The English Defence League (EDL) - which has gained notoriety in recent years for launching a series of street protests in British towns and cities against what it sees as 'militant Islam' - last week 'celebrated' surging past 100,000 Facebook 'likes'. Before the Woolwich atttack they only had 20,000. Meanwhile according to the anti-extremist organisation Faith Matters anti-Muslim attacks have increased since the murder of Drummer Rigby.
"Far-right groups have definitely attempted to exploit the Woolwich attack," says Goodwin.
"And we've seen a significant increase in the number of people interested in these groups. Though that's not to say it's been an effective exploitation. Because when we surveyed public opinion two days after the attack, only 6 percent of the electorate said they would consider joining the EDL; which was actually down from the 9 percent which we recorded in November.
"I would say is that the far-right has deepened its support amongst those people who already hold those views, but that it has failed to widen its support amongst the broader mass of British voters."
But what motivates those that get involved with the EDL? An all-consuming fear of radical Islam? Concerns over the rate of migration? Their economic situation?
Having embarked on a project 'examining what drives anti-Muslim sentiment in Britain' for Chatham House , Dr Goodwin discovered that, somewhat counter-intuitively, those involved with the movement do not list radical Islam as their top political concern. In fact, it ranks at number three, behind fears over immigration and the economy.

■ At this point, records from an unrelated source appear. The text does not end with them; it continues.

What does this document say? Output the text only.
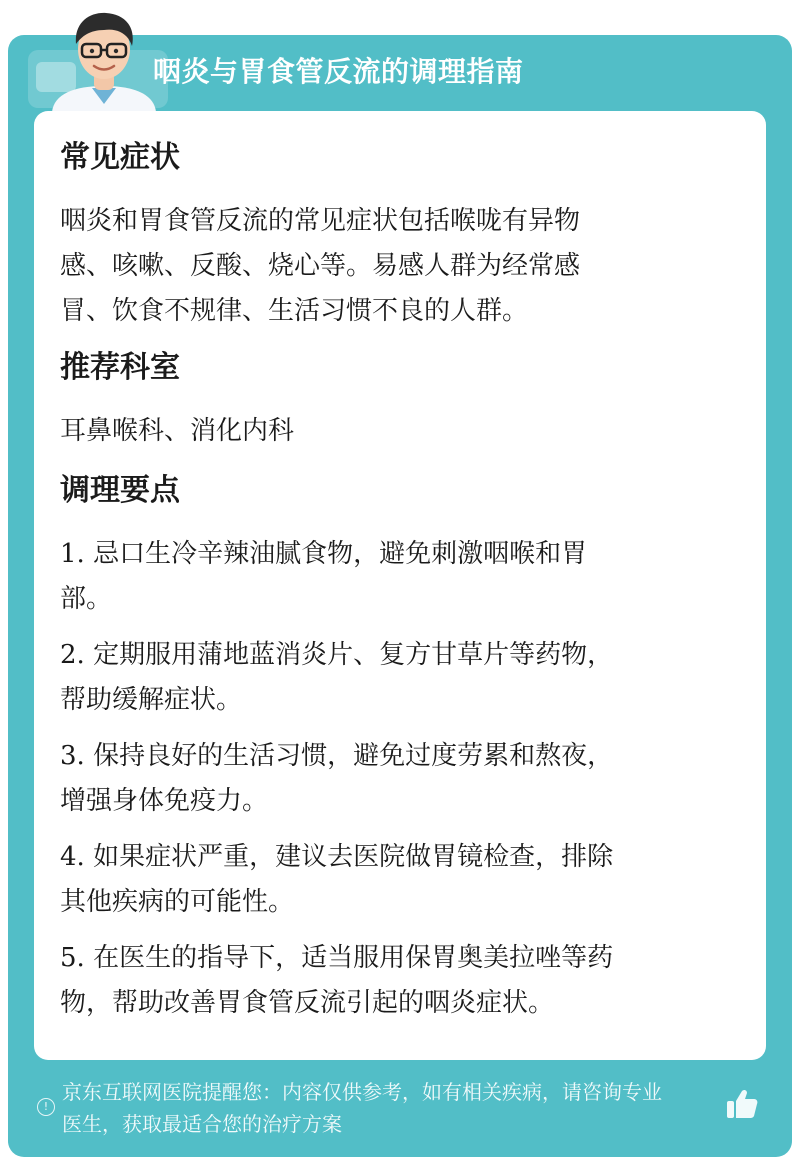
咽炎与胃食管反流的调理指南
常见症状

咽炎和胃食管反流的常见症状包括喉咙有异物

感、咳嗽、反酸、烧心等。易感人群为经常感

冒、饮食不规律、生活习惯不良的人群。

推荐科室

耳鼻喉科、消化内科

调理要点
1. 忌口生冷辛辣油腻食物，避免刺激咽喉和胃
部。
2. 定期服用蒲地蓝消炎片、复方甘草片等药物，
帮助缓解症状。
3. 保持良好的生活习惯，避免过度劳累和熬夜，
增强身体免疫力。
4. 如果症状严重，建议去医院做胃镜检查，排除
其他疾病的可能性。
5. 在医生的指导下，适当服用保胃奥美拉唑等药
物，帮助改善胃食管反流引起的咽炎症状。
!
京东互联网医院提醒您：内容仅供参考，如有相关疾病，请咨询专业
医生，获取最适合您的治疗方案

So while the EDL leadership offers a fairly coherent set of messages about the threat posed by radical Islam; their supporters feel threatened by immigration and diversity more generally.
Dr Goodwin explains: "the English Defence League is rallying support from those who believe that their national identity, their national community as they see it, is under threat from a broad array of things in society; including Islam, but extending to immigration and rising ethnic and cultural diversity.

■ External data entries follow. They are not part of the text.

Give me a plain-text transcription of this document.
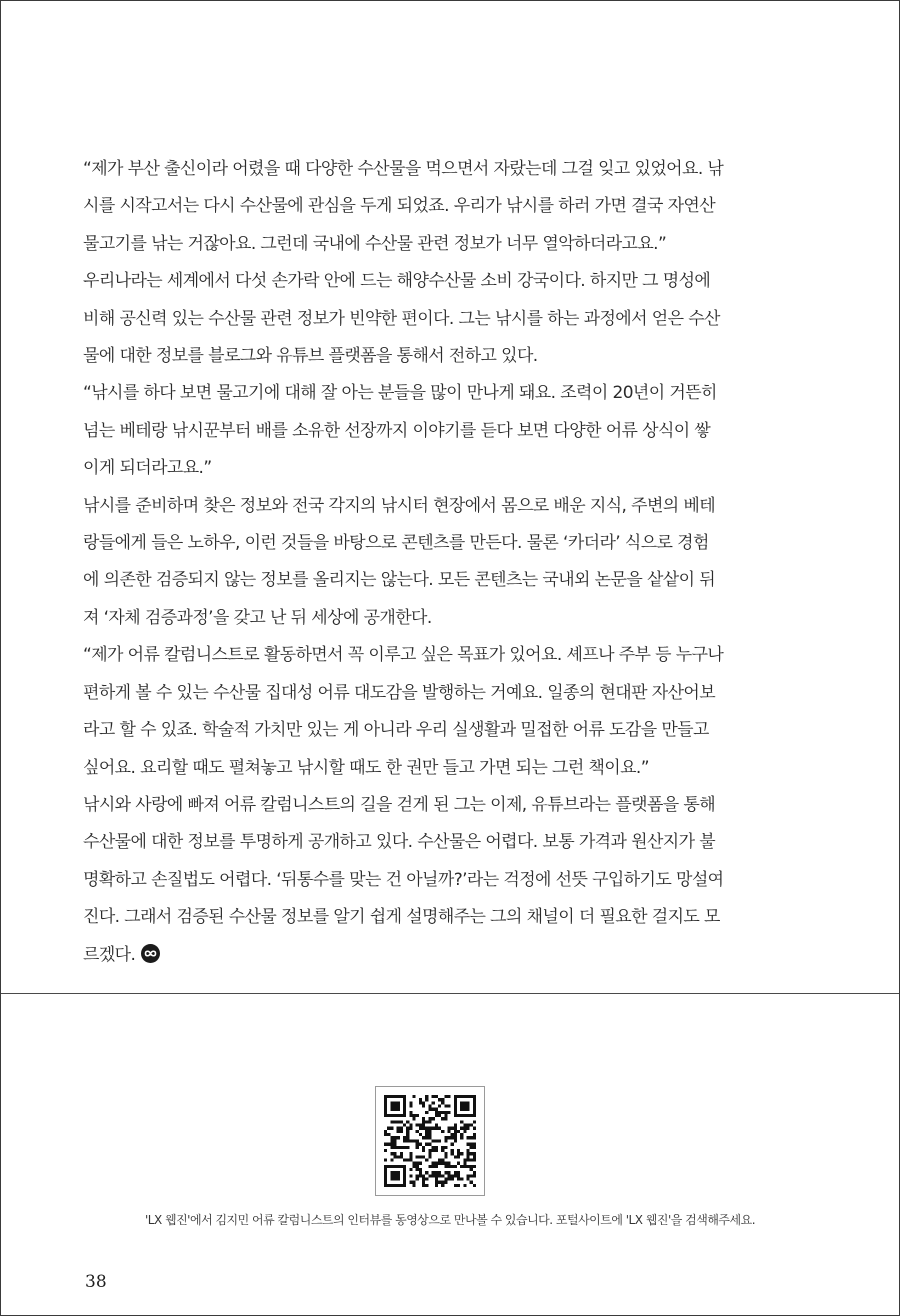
“제가 부산 출신이라 어렸을 때 다양한 수산물을 먹으면서 자랐는데 그걸 잊고 있었어요. 낚
시를 시작고서는 다시 수산물에 관심을 두게 되었죠. 우리가 낚시를 하러 가면 결국 자연산
물고기를 낚는 거잖아요. 그런데 국내에 수산물 관련 정보가 너무 열악하더라고요.”
우리나라는 세계에서 다섯 손가락 안에 드는 해양수산물 소비 강국이다. 하지만 그 명성에
비해 공신력 있는 수산물 관련 정보가 빈약한 편이다. 그는 낚시를 하는 과정에서 얻은 수산
물에 대한 정보를 블로그와 유튜브 플랫폼을 통해서 전하고 있다.
“낚시를 하다 보면 물고기에 대해 잘 아는 분들을 많이 만나게 돼요. 조력이 20년이 거뜬히
넘는 베테랑 낚시꾼부터 배를 소유한 선장까지 이야기를 듣다 보면 다양한 어류 상식이 쌓
이게 되더라고요.”
낚시를 준비하며 찾은 정보와 전국 각지의 낚시터 현장에서 몸으로 배운 지식, 주변의 베테
랑들에게 들은 노하우, 이런 것들을 바탕으로 콘텐츠를 만든다. 물론 ‘카더라’ 식으로 경험
에 의존한 검증되지 않는 정보를 올리지는 않는다. 모든 콘텐츠는 국내외 논문을 샅샅이 뒤
져 ‘자체 검증과정’을 갖고 난 뒤 세상에 공개한다.
“제가 어류 칼럼니스트로 활동하면서 꼭 이루고 싶은 목표가 있어요. 셰프나 주부 등 누구나
편하게 볼 수 있는 수산물 집대성 어류 대도감을 발행하는 거예요. 일종의 현대판 자산어보
라고 할 수 있죠. 학술적 가치만 있는 게 아니라 우리 실생활과 밀접한 어류 도감을 만들고
싶어요. 요리할 때도 펼쳐놓고 낚시할 때도 한 권만 들고 가면 되는 그런 책이요.”
낚시와 사랑에 빠져 어류 칼럼니스트의 길을 걷게 된 그는 이제, 유튜브라는 플랫폼을 통해
수산물에 대한 정보를 투명하게 공개하고 있다. 수산물은 어렵다. 보통 가격과 원산지가 불
명확하고 손질법도 어렵다. ‘뒤통수를 맞는 건 아닐까?’라는 걱정에 선뜻 구입하기도 망설여
진다. 그래서 검증된 수산물 정보를 알기 쉽게 설명해주는 그의 채널이 더 필요한 걸지도 모
르겠다.
'LX 웹진'에서 김지민 어류 칼럼니스트의 인터뷰를 동영상으로 만나볼 수 있습니다. 포털사이트에 'LX 웹진'을 검색해주세요.
38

They do not like this social change. They find it destabilising. And they do not like the direction British society is heading in and they want it to stop."

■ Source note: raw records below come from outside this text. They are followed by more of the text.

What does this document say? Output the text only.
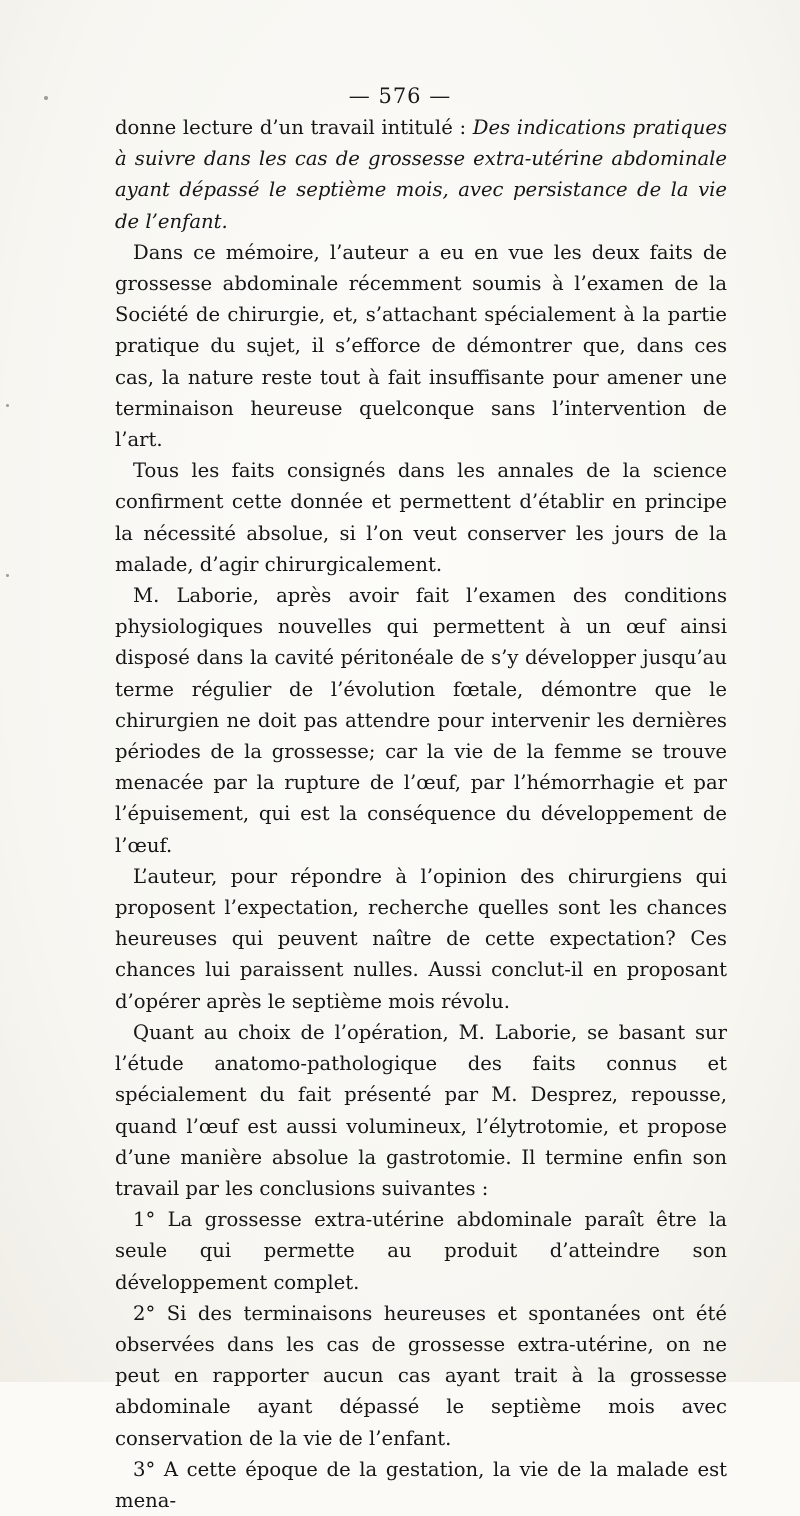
— 576 —

donne lecture d’un travail intitulé : Des indications pratiques à suivre dans les cas de grossesse extra-utérine abdominale ayant dépassé le septième mois, avec persistance de la vie de l’enfant.

Dans ce mémoire, l’auteur a eu en vue les deux faits de grossesse abdominale récemment soumis à l’examen de la Société de chirurgie, et, s’attachant spécialement à la partie pratique du sujet, il s’efforce de démontrer que, dans ces cas, la nature reste tout à fait insuffisante pour amener une terminaison heureuse quelconque sans l’intervention de l’art.

Tous les faits consignés dans les annales de la science confirment cette donnée et permettent d’établir en principe la nécessité absolue, si l’on veut conserver les jours de la malade, d’agir chirurgicalement.

M. Laborie, après avoir fait l’examen des conditions physiologiques nouvelles qui permettent à un œuf ainsi disposé dans la cavité péritonéale de s’y développer jusqu’au terme régulier de l’évolution fœtale, démontre que le chirurgien ne doit pas attendre pour intervenir les dernières périodes de la grossesse; car la vie de la femme se trouve menacée par la rupture de l’œuf, par l’hémorrhagie et par l’épuisement, qui est la conséquence du développement de l’œuf.

L’auteur, pour répondre à l’opinion des chirurgiens qui proposent l’expectation, recherche quelles sont les chances heureuses qui peuvent naître de cette expectation? Ces chances lui paraissent nulles. Aussi conclut-il en proposant d’opérer après le septième mois révolu.

Quant au choix de l’opération, M. Laborie, se basant sur l’étude anatomo-pathologique des faits connus et spécialement du fait présenté par M. Desprez, repousse, quand l’œuf est aussi volumineux, l’élytrotomie, et propose d’une manière absolue la gastrotomie. Il termine enfin son travail par les conclusions suivantes :

1° La grossesse extra-utérine abdominale paraît être la seule qui permette au produit d’atteindre son développement complet.

2° Si des terminaisons heureuses et spontanées ont été observées dans les cas de grossesse extra-utérine, on ne peut en rapporter aucun cas ayant trait à la grossesse abdominale ayant dépassé le septième mois avec conservation de la vie de l’enfant.

3° A cette époque de la gestation, la vie de la malade est mena-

Given the increased interest in the movement and the apparent ineffectiveness of the British National Party, I ask Dr Goodwin whether he thinks that the EDL, which has hitherto branded itself as a social movement more concerned with street protests than elections, could ever become electorally viable? He offers a simple answer.
"No," he replies. "I think the vast majority of voters have a negative view of the English Defence League, and I don't think they have the capabilities to turn themselves into a serious electoral force."
As if to underline this point, last weekend's demonstrations across the UK by the EDL and other far-right organisations saw protesters outnumbered by the police and journalists; with one group of demonstrators chased through London by a group of women dressed as badgers.
For a man who's made the study of the far-right his life's work these are certainly interesting times for Dr Goodwin. But for someone who openly desires a more liberal, harmonious society, I wonder how he reconciles his academic interests with his own political beliefs. I ask whether he's worried, or fascinated by politics at the moment.
"I think British politics is entering into a very difficult and pessimistic phase for those of us who want to see a more harmonious Britain which is at ease with diversity," he says.
"I think the emergence of the English Defence League, combined with the activities of the traditional far-right, the populist insurgency of UKIP, falling levels of public trust in institutions, and the continued salience of terrorism and security issues does not provide the best landscape for a harmonious, pluralist form of liberal democratic politics."
Dr Matthew Goodwin is a lecturer at the University of Nottingham and an associate fellow at Chatham House. He is the author of 'The New British Fascism: Rise of the BNP', published by Routledge.